Keindahan Kota Medan tak bisa dilupakan oleh ekspatariat dari Eropa. Terutama mereka yang berasal dari Perancis. Saat mereka kembali ke negaranya, keindahan itu terus membayangi pikiran mereka.
Untuk melampiskan kerinduannya itu, ekspatariat asal Perancis itu membuat tugu air mancur di depan Menara Eiffel, Paris. Air mancur yang sama, juga dibangun di Medan, di depan kantor pos, untuk menandakan Medan sebagai “Paris van Sumatera”.
Sayangnya, air mancur itu sudah dirobohkan dan diganti dengan air mancur yang sekarang ini. Padahal, air mancur itu adalah duplikat dari yang ada di depan Menara Eiffel dan menjadi titik nol Medan.
Penghancuran Secara Massif
Dalam 15 tahun terakhir, sejumlah bangunan bersejarah itu telah dihancurkan. Antara lain, gedung Mega Eltra di Jalan Brigjen Katamso. Bangunan ini dulunya bernama Lindeteves-Stokvis yang berfungsi sebagai kantor dagang perusahaan Belanda. Namun pada tahun 2002, situs bersejarah itu dihancurkan untuk pembangunan sebuah plaza.
Begitu juga dengan kompleks perkantoran perusahaan perkebunan Sipef atau PT Tolan Tiga di sudut Jalan S Parman dengan Jalan Zainul Arifin. Penghancuran itu terjadi pada 2004 untuk kebutuhan akses jalan condominium yang ada di sana.
Begitupula dengan sebuah bangunan peninggalan Belanda yang berada di depan Hotel Tiara Medan. Bangunan yang dibangun tahun 1912 itu pernah dijadikan sekolah SMP 1. Pada tahun 2002, situs sejarah itu juga dihancurkan.
Nasib yang sama juga dialami terjadi pada Gedung South East Bank di Jalan Pemuda. Termasuk pula Kantor Bupati Deliserdang yang ada di Jalan Katamso juga dihancurkan pada tahun 2004.
Kantor PU Medan di Jalan Listrik juga dihancurkan pada tahun 2004. Situs budaya lain yang turut dihancurkan adalah sembilan rumah panggung di Jalan Timur.
Puluhan bangunan bersejarah di Jalan Kesuma juga turut dihancurkan. Termasuk eks Kantor Badan Kepegawaian Daerah Sumatera Utara di Jalan Suka Mulia yang telah rata dengan tanah.

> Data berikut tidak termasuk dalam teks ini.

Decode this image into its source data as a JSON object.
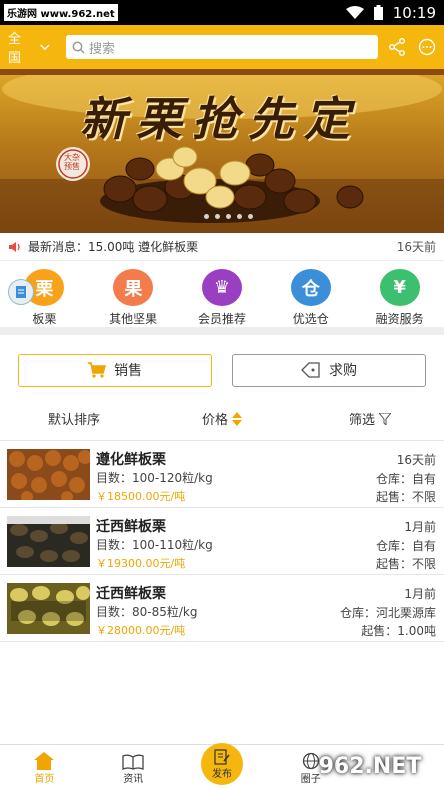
{
  "watermark_top": "乐游网 www.962.net",
  "status": {
    "time": "10:19"
  },
  "header": {
    "region": "全国",
    "search_placeholder": "搜索"
  },
  "banner": {
    "title": "新栗抢先定",
    "badge": "大杂预售"
  },
  "news": {
    "text": "最新消息：15.00吨  遵化鲜板栗",
    "time": "16天前"
  },
  "categories": [
    {
      "label": "板栗",
      "glyph": "栗",
      "color": "#f7a21a"
    },
    {
      "label": "其他坚果",
      "glyph": "果",
      "color": "#f47b4c"
    },
    {
      "label": "会员推荐",
      "glyph": "♛",
      "color": "#9b3fc2"
    },
    {
      "label": "优选仓",
      "glyph": "仓",
      "color": "#3b8fd8"
    },
    {
      "label": "融资服务",
      "glyph": "¥",
      "color": "#3cbf6e"
    }
  ],
  "trade_tabs": {
    "sell": "销售",
    "buy": "求购"
  },
  "sort": {
    "default": "默认排序",
    "price": "价格",
    "filter": "筛选"
  },
  "listings": [
    {
      "title": "遵化鲜板栗",
      "spec": "目数：100-120粒/kg",
      "price": "￥18500.00元/吨",
      "time": "16天前",
      "warehouse": "仓库：自有",
      "min": "起售：不限"
    },
    {
      "title": "迁西鲜板栗",
      "spec": "目数：100-110粒/kg",
      "price": "￥19300.00元/吨",
      "time": "1月前",
      "warehouse": "仓库：自有",
      "min": "起售：不限"
    },
    {
      "title": "迁西鲜板栗",
      "spec": "目数：80-85粒/kg",
      "price": "￥28000.00元/吨",
      "time": "1月前",
      "warehouse": "仓库：河北栗源库",
      "min": "起售：1.00吨"
    }
  ],
  "bottom_nav": {
    "home": "首页",
    "news": "资讯",
    "publish": "发布",
    "circle": "圈子"
  },
  "watermark_bottom": "962.NET"
}
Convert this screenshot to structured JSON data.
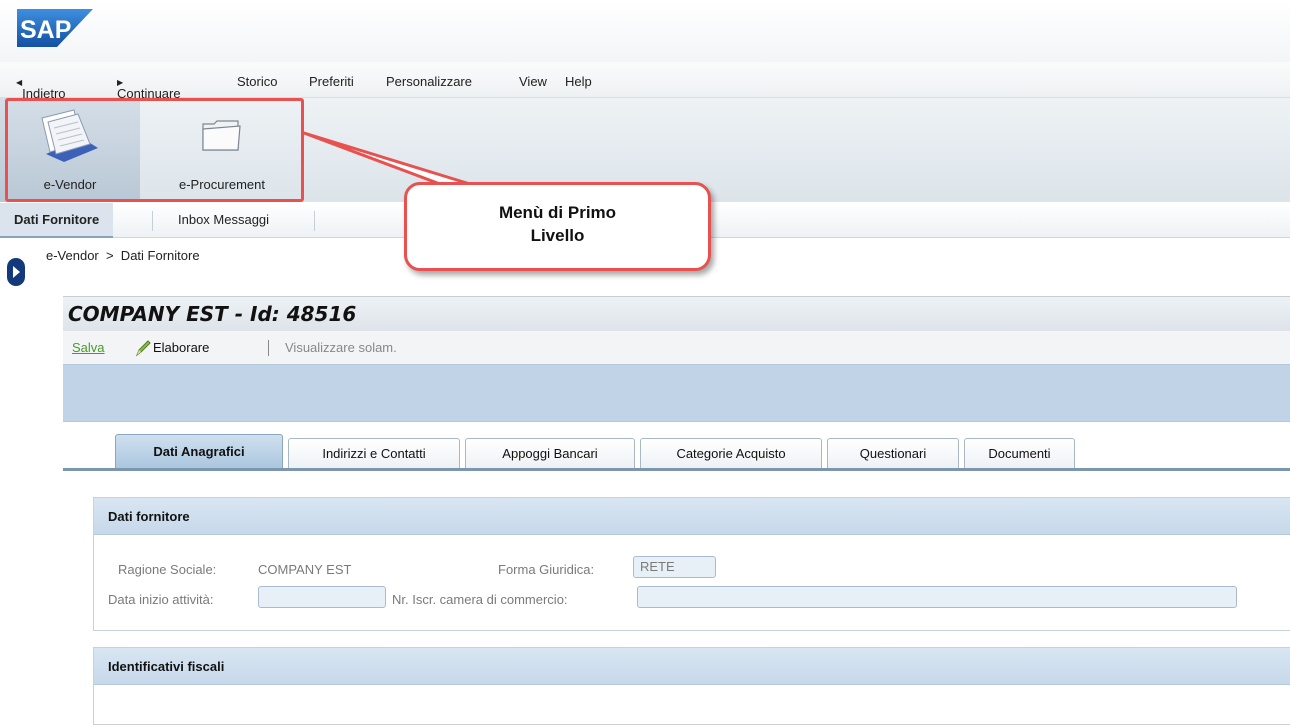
{
  "logo": {
    "text": "SAP"
  },
  "menubar": {
    "back": "Indietro",
    "forward": "Continuare",
    "items": [
      "Storico",
      "Preferiti",
      "Personalizzare",
      "View",
      "Help"
    ]
  },
  "topnav": {
    "items": [
      {
        "label": "e-Vendor",
        "icon": "documents-icon",
        "active": true
      },
      {
        "label": "e-Procurement",
        "icon": "folder-icon",
        "active": false
      }
    ]
  },
  "subnav": {
    "items": [
      "Dati Fornitore",
      "Inbox Messaggi"
    ]
  },
  "breadcrumb": {
    "text": "e-Vendor  >  Dati Fornitore"
  },
  "callout": {
    "line1": "Menù di Primo",
    "line2": "Livello"
  },
  "page": {
    "title": "COMPANY EST - Id: 48516",
    "toolbar": {
      "save": "Salva",
      "edit": "Elaborare",
      "view": "Visualizzare solam."
    },
    "tabs": [
      "Dati Anagrafici",
      "Indirizzi e Contatti",
      "Appoggi Bancari",
      "Categorie Acquisto",
      "Questionari",
      "Documenti"
    ],
    "group1": {
      "title": "Dati fornitore",
      "ragione_label": "Ragione Sociale:",
      "ragione_value": "COMPANY EST",
      "forma_label": "Forma Giuridica:",
      "forma_value": "RETE",
      "data_label": "Data inizio attività:",
      "data_value": "",
      "nr_label": "Nr. Iscr. camera di commercio:",
      "nr_value": ""
    },
    "group2": {
      "title": "Identificativi fiscali"
    }
  },
  "colors": {
    "accent_red": "#e8514f",
    "sap_blue": "#1b5fae",
    "header_blue": "#c1d4e7"
  }
}
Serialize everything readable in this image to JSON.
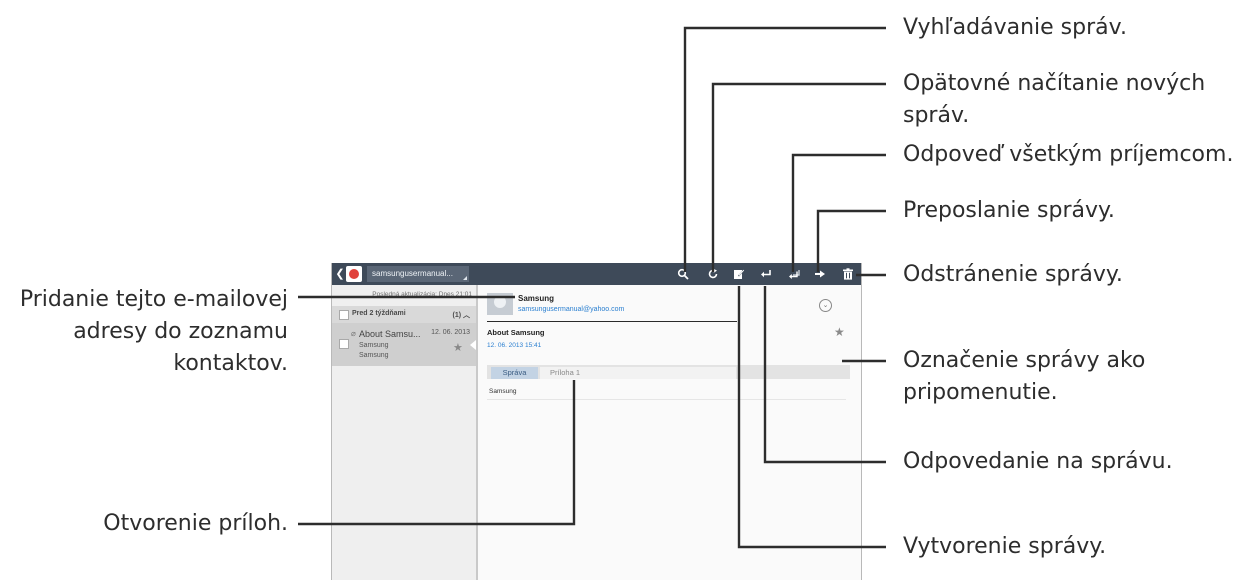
{
  "app": {
    "account_label": "samsungusermanual...",
    "last_update": "Posledná aktualizácia: Dnes 21:01",
    "group": {
      "label": "Pred 2 týždňami",
      "count": "(1)"
    },
    "mail_item": {
      "subject": "About Samsu...",
      "date": "12. 06. 2013",
      "line1": "Samsung",
      "line2": "Samsung"
    },
    "message": {
      "sender_name": "Samsung",
      "sender_email": "samsungusermanual@yahoo.com",
      "subject": "About Samsung",
      "datetime": "12. 06. 2013 15:41",
      "tabs": [
        "Správa",
        "Príloha 1"
      ],
      "body": "Samsung"
    },
    "toolbar_icons": [
      "back-icon",
      "email-app-icon",
      "search-icon",
      "refresh-icon",
      "compose-icon",
      "reply-icon",
      "reply-all-icon",
      "forward-icon",
      "delete-icon",
      "star-icon",
      "chevron-down-icon",
      "paperclip-icon"
    ],
    "colors": {
      "topbar": "#3e4a59",
      "link": "#2a7fd0",
      "active_tab": "#c3d3e4"
    }
  },
  "callouts": {
    "search": "Vyhľadávanie správ.",
    "refresh_line1": "Opätovné načítanie nových",
    "refresh_line2": "správ.",
    "reply_all": "Odpoveď všetkým príjemcom.",
    "forward": "Preposlanie správy.",
    "delete": "Odstránenie správy.",
    "star_line1": "Označenie správy ako",
    "star_line2": "pripomenutie.",
    "reply": "Odpovedanie na správu.",
    "compose": "Vytvorenie správy.",
    "add_contact_line1": "Pridanie tejto e-mailovej",
    "add_contact_line2": "adresy do zoznamu",
    "add_contact_line3": "kontaktov.",
    "attachments": "Otvorenie príloh."
  }
}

Begitu pula sebuah bangunan yang eks Bank Modren di Kesawan. Di masa kolonial bangunan itu dijadikan Kantor Perwakilan Stork, perusahaan Belanda yang memproduksi dan menjual mesin-mesin industri perkebunan. Bangunan yang terletak di kawasan Kesawan itu telah dihancurkan.
Penghancuran bangunan-bangunan bersejarah itu terus berlanjut. Pada tahun 2009 villa kembar di Jalan Diponegoro juga dihancurkan. Padahal villa kembar itu merupakan situs sejarah peninggalan Belanda di masa kejayaan Tembakau Deli. Begitu pula dengan Deli Spoorweg Maatschappij (DSM) di perempatan Jalan Timur dengan Jalan Perintis Kemerdekaan. Termasuk pula Lapangan Merdeka yang telah menjadi milik swasta.

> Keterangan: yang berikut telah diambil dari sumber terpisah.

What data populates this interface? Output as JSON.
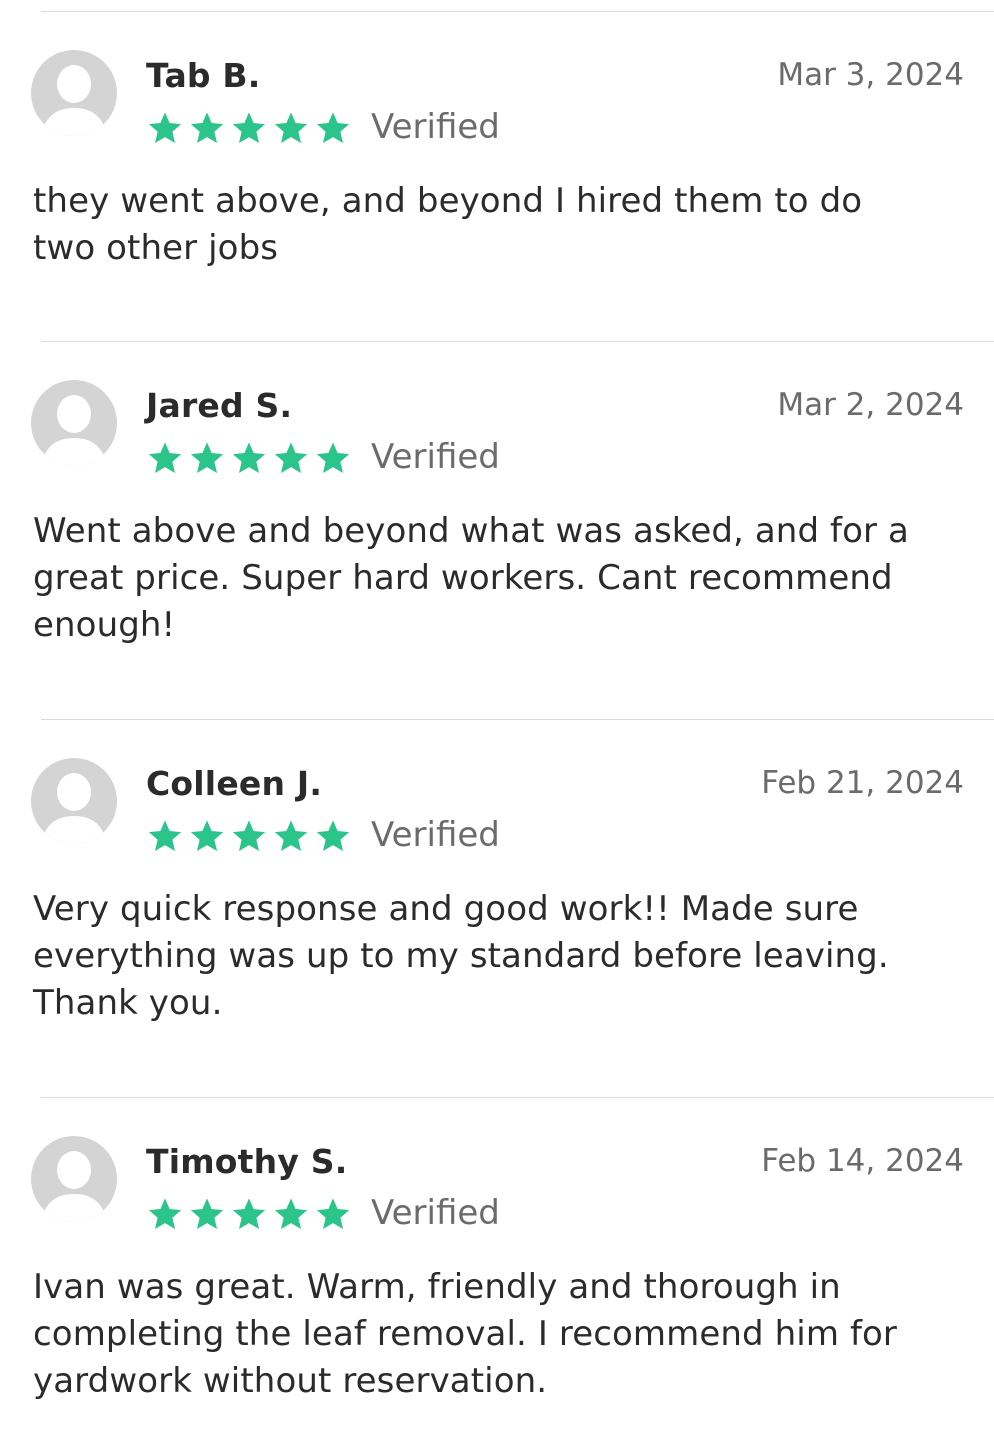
{
  "colors": {
    "star": "#2bc48a",
    "avatar": "#d4d4d4",
    "divider": "#dcdcdc"
  },
  "reviews": [
    {
      "name": "Tab B.",
      "date": "Mar 3, 2024",
      "rating": 5,
      "verified_label": "Verified",
      "text_lines": [
        "they went above, and beyond I hired them to do",
        "two other jobs"
      ]
    },
    {
      "name": "Jared S.",
      "date": "Mar 2, 2024",
      "rating": 5,
      "verified_label": "Verified",
      "text_lines": [
        "Went above and beyond what was asked, and for a",
        "great price. Super hard workers. Cant recommend",
        "enough!"
      ]
    },
    {
      "name": "Colleen J.",
      "date": "Feb 21, 2024",
      "rating": 5,
      "verified_label": "Verified",
      "text_lines": [
        "Very quick response and good work!! Made sure",
        "everything was up to my standard before leaving.",
        "Thank you."
      ]
    },
    {
      "name": "Timothy S.",
      "date": "Feb 14, 2024",
      "rating": 5,
      "verified_label": "Verified",
      "text_lines": [
        "Ivan was great.  Warm, friendly and thorough in",
        "completing the leaf removal.  I recommend him for",
        "yardwork without reservation."
      ]
    }
  ]
}
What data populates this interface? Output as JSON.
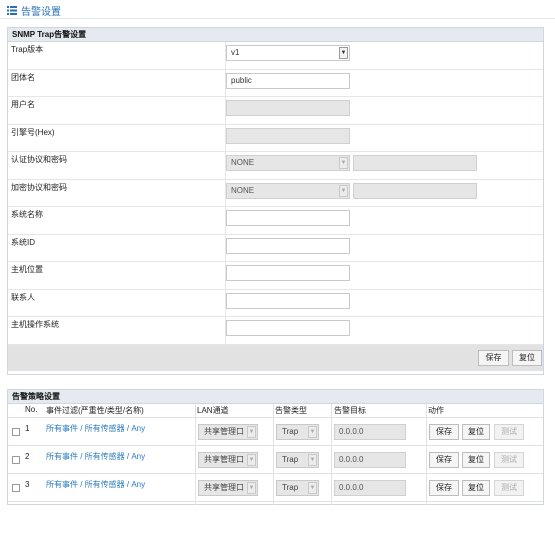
{
  "page": {
    "title": "告警设置",
    "title_icon": "list-icon",
    "accent": "#2a6fb5"
  },
  "snmp": {
    "header": "SNMP Trap告警设置",
    "rows": [
      {
        "label": "Trap版本",
        "value": "v1"
      },
      {
        "label": "团体名",
        "value": "public"
      },
      {
        "label": "用户名",
        "value": ""
      },
      {
        "label": "引擎号(Hex)",
        "value": ""
      },
      {
        "label": "认证协议和密码",
        "value": "NONE"
      },
      {
        "label": "加密协议和密码",
        "value": "NONE"
      },
      {
        "label": "系统名称",
        "value": ""
      },
      {
        "label": "系统ID",
        "value": ""
      },
      {
        "label": "主机位置",
        "value": ""
      },
      {
        "label": "联系人",
        "value": ""
      },
      {
        "label": "主机操作系统",
        "value": ""
      }
    ],
    "save_label": "保存",
    "reset_label": "复位"
  },
  "policy": {
    "header": "告警策略设置",
    "columns": [
      "No.",
      "事件过滤(严重性/类型/名称)",
      "LAN通道",
      "告警类型",
      "告警目标",
      "动作"
    ],
    "rows": [
      {
        "no": "1",
        "filter": "所有事件 / 所有传感器 / Any",
        "lan": "共享管理口",
        "type": "Trap",
        "target": "0.0.0.0"
      },
      {
        "no": "2",
        "filter": "所有事件 / 所有传感器 / Any",
        "lan": "共享管理口",
        "type": "Trap",
        "target": "0.0.0.0"
      },
      {
        "no": "3",
        "filter": "所有事件 / 所有传感器 / Any",
        "lan": "共享管理口",
        "type": "Trap",
        "target": "0.0.0.0"
      }
    ],
    "actions": {
      "save": "保存",
      "reset": "复位",
      "test": "测试"
    }
  }
}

Menurut sejarawan, Ichwan, bangunan ini dibangun pada tahun 1915 yang merupakan kelanjutan bangunan kereta api yang dibangun oleh J. Cremer pada tahun 1883. Bangunan lain yang kondisinya terancam adalah gedung Balaikota Lama Medan yang juga merupakan peninggalan Belanda. Dikatakan terancam karena posisinya kini terhimpit oleh bangunan-bangunan mewah di sekitarnya.